The present disclosure relates to improvements to binaural processing. More particularly, it relates to methods and systems for providing a lightweight process for binaural processing.
Audio systems typically are made up of an audio source (such as a radio receiver, smartphone, laptop computer, desktop computer, tablet, television, etc.) and speakers. In some cases, the speakers are worn proximal to the ears of the listener, e.g., headphones and earbuds. In that situation, it is sometime desirable to emulate the audio qualities of external speakers not proximal to the ears. This can be done by synthesizing the sound to create a binaural effect prior to sending the audio to the proximal speakers (henceforth referred to as headphones).
The approaches described in this section are approaches that could be pursued, but not necessarily approaches that have been previously conceived or pursued.

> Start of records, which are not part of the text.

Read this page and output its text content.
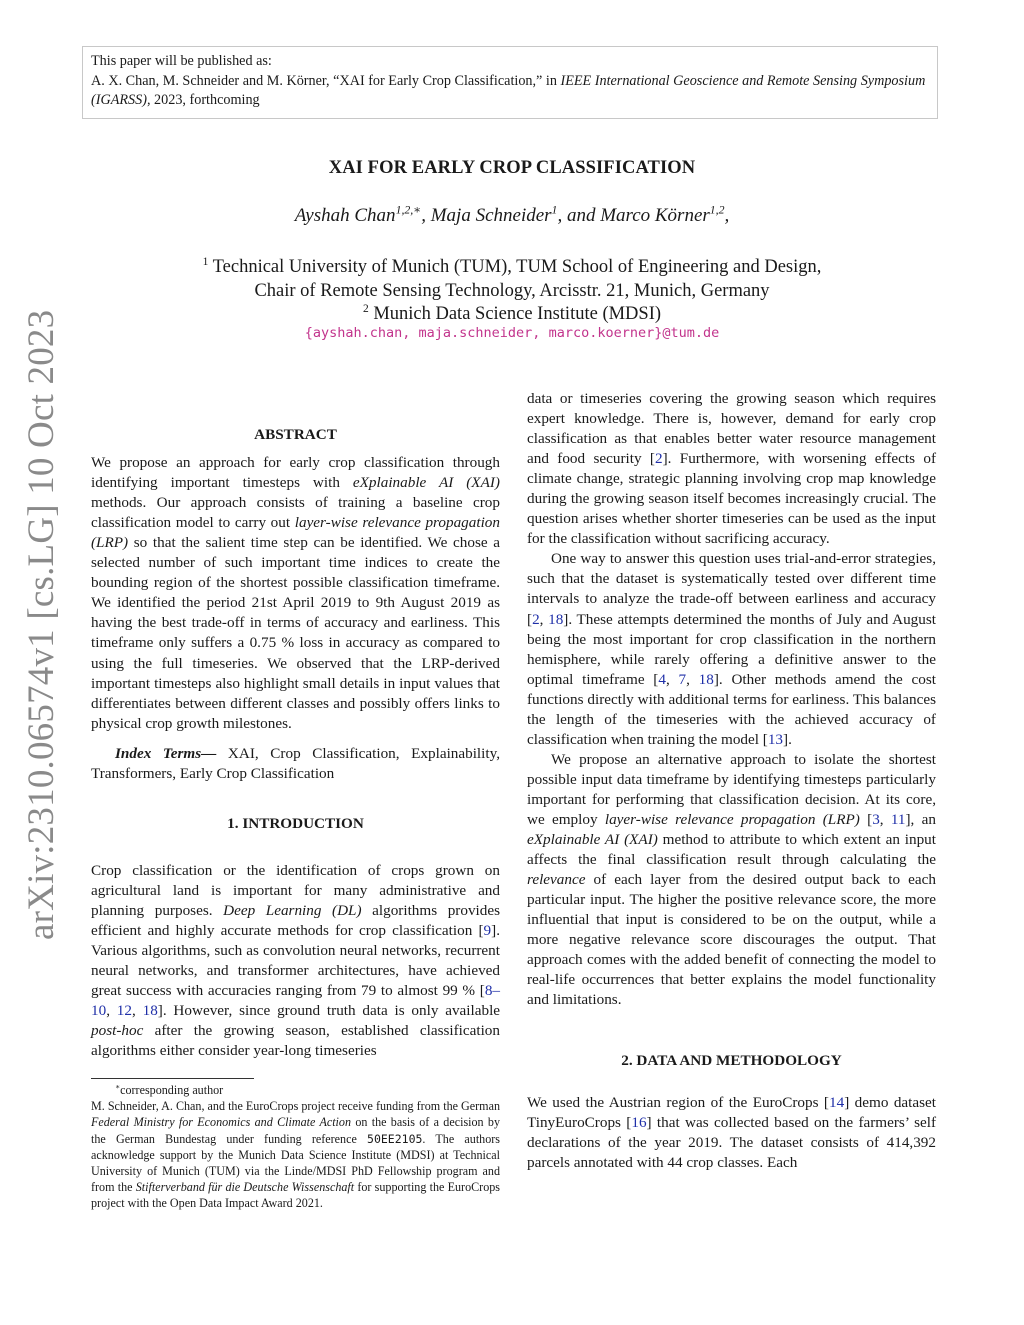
This paper will be published as:
A. X. Chan, M. Schneider and M. Körner, “XAI for Early Crop Classification,” in IEEE International Geoscience and Remote Sensing Symposium (IGARSS), 2023, forthcoming
XAI FOR EARLY CROP CLASSIFICATION
Ayshah Chan$^{1,2,∗}$, Maja Schneider$^1$, and Marco Körner$^{1,2}$,
$^1$ Technical University of Munich (TUM), TUM School of Engineering and Design,
Chair of Remote Sensing Technology, Arcisstr. 21, Munich, Germany
$^2$ Munich Data Science Institute (MDSI)
{ayshah.chan, maja.schneider, marco.koerner}@tum.de
arXiv:2310.06574v1 [cs.LG] 10 Oct 2023	ABSTRACT

We propose an approach for early crop classification through identifying important timesteps with eXplainable AI (XAI) methods. Our approach consists of training a baseline crop classification model to carry out layer-wise relevance propagation (LRP) so that the salient time step can be identified. We chose a selected number of such important time indices to create the bounding region of the shortest possible classification timeframe. We identified the period 21st April 2019 to 9th August 2019 as having the best trade-off in terms of accuracy and earliness. This timeframe only suffers a 0.75 % loss in accuracy as compared to using the full timeseries. We observed that the LRP-derived important timesteps also highlight small details in input values that differentiates between different classes and possibly offers links to physical crop growth milestones.

Index Terms— XAI, Crop Classification, Explainability, Transformers, Early Crop Classification

1. INTRODUCTION

Crop classification or the identification of crops grown on agricultural land is important for many administrative and planning purposes. Deep Learning (DL) algorithms provides efficient and highly accurate methods for crop classification [9]. Various algorithms, such as convolution neural networks, recurrent neural networks, and transformer architectures, have achieved great success with accuracies ranging from 79 to almost 99 % [8–10, 12, 18]. However, since ground truth data is only available post-hoc after the growing season, established classification algorithms either consider year-long timeseries

∗corresponding author
M. Schneider, A. Chan, and the EuroCrops project receive funding from the German Federal Ministry for Economics and Climate Action on the basis of a decision by the German Bundestag under funding reference 50EE2105. The authors acknowledge support by the Munich Data Science Institute (MDSI) at Technical University of Munich (TUM) via the Linde/MDSI PhD Fellowship program and from the Stifterverband für die Deutsche Wissenschaft for supporting the EuroCrops project with the Open Data Impact Award 2021.

data or timeseries covering the growing season which requires expert knowledge. There is, however, demand for early crop classification as that enables better water resource management and food security [2]. Furthermore, with worsening effects of climate change, strategic planning involving crop map knowledge during the growing season itself becomes increasingly crucial. The question arises whether shorter timeseries can be used as the input for the classification without sacrificing accuracy.

One way to answer this question uses trial-and-error strategies, such that the dataset is systematically tested over different time intervals to analyze the trade-off between earliness and accuracy [2, 18]. These attempts determined the months of July and August being the most important for crop classification in the northern hemisphere, while rarely offering a definitive answer to the optimal timeframe [4, 7, 18]. Other methods amend the cost functions directly with additional terms for earliness. This balances the length of the timeseries with the achieved accuracy of classification when training the model [13].

We propose an alternative approach to isolate the shortest possible input data timeframe by identifying timesteps particularly important for performing that classification decision. At its core, we employ layer-wise relevance propagation (LRP) [3, 11], an eXplainable AI (XAI) method to attribute to which extent an input affects the final classification result through calculating the relevance of each layer from the desired output back to each particular input. The higher the positive relevance score, the more influential that input is considered to be on the output, while a more negative relevance score discourages the output. That approach comes with the added benefit of connecting the model to real-life occurrences that better explains the model functionality and limitations.

2. DATA AND METHODOLOGY

We used the Austrian region of the EuroCrops [14] demo dataset TinyEuroCrops [16] that was collected based on the farmers’ self declarations of the year 2019. The dataset consists of 414,392 parcels annotated with 44 crop classes. Each
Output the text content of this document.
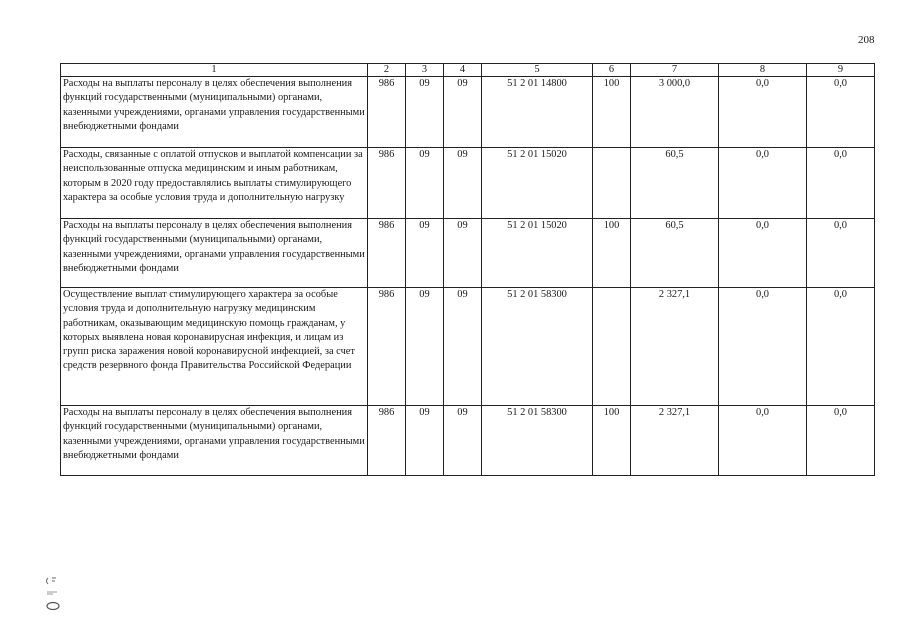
208
1	2	3	4	5	6	7	8	9
Расходы на выплаты персоналу в целях обеспечения выполнения функций государственными (муниципальными) органами, казенными учреждениями, органами управления государственными внебюджетными фондами	986	09	09	51 2 01 14800	100	3 000,0	0,0	0,0
Расходы, связанные с оплатой отпусков и выплатой компенсации за неиспользованные отпуска медицинским и иным работникам, которым в 2020 году предоставлялись выплаты стимулирующего характера за особые условия труда и дополнительную нагрузку	986	09	09	51 2 01 15020		60,5	0,0	0,0
Расходы на выплаты персоналу в целях обеспечения выполнения функций государственными (муниципальными) органами, казенными учреждениями, органами управления государственными внебюджетными фондами	986	09	09	51 2 01 15020	100	60,5	0,0	0,0
Осуществление выплат стимулирующего характера за особые условия труда и дополнительную нагрузку медицинским работникам, оказывающим медицинскую помощь гражданам, у которых выявлена новая коронавирусная инфекция, и лицам из групп риска заражения новой коронавирусной инфекцией, за счет средств резервного фонда Правительства Российской Федерации	986	09	09	51 2 01 58300		2 327,1	0,0	0,0
Расходы на выплаты персоналу в целях обеспечения выполнения функций государственными (муниципальными) органами, казенными учреждениями, органами управления государственными внебюджетными фондами	986	09	09	51 2 01 58300	100	2 327,1	0,0	0,0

Therefore, unless otherwise indicated, it should not be assumed that any of the approaches described in this section qualify as prior art merely by virtue of their inclusion in this section. Similarly, issues identified with respect to one or more approaches should not assume to have been recognized in any prior art based on this section, unless otherwise indicated.
While synthesizing the sound to create a binaural effect prior to sending the audio to the speaker, not all audio sources are set up to do this synthesizing, and normal synthesizing circuity is too memory intensive and complex to be included in headphones or earbuds.
The methods and systems/devices described herein present a lower complexity (lightweight) means of creating quality binaural effects with channel-level controlled reverb. This, among other things, allows for binaural virtualization implementation in small devices, including headphones and earbuds, which would normally not be feasible.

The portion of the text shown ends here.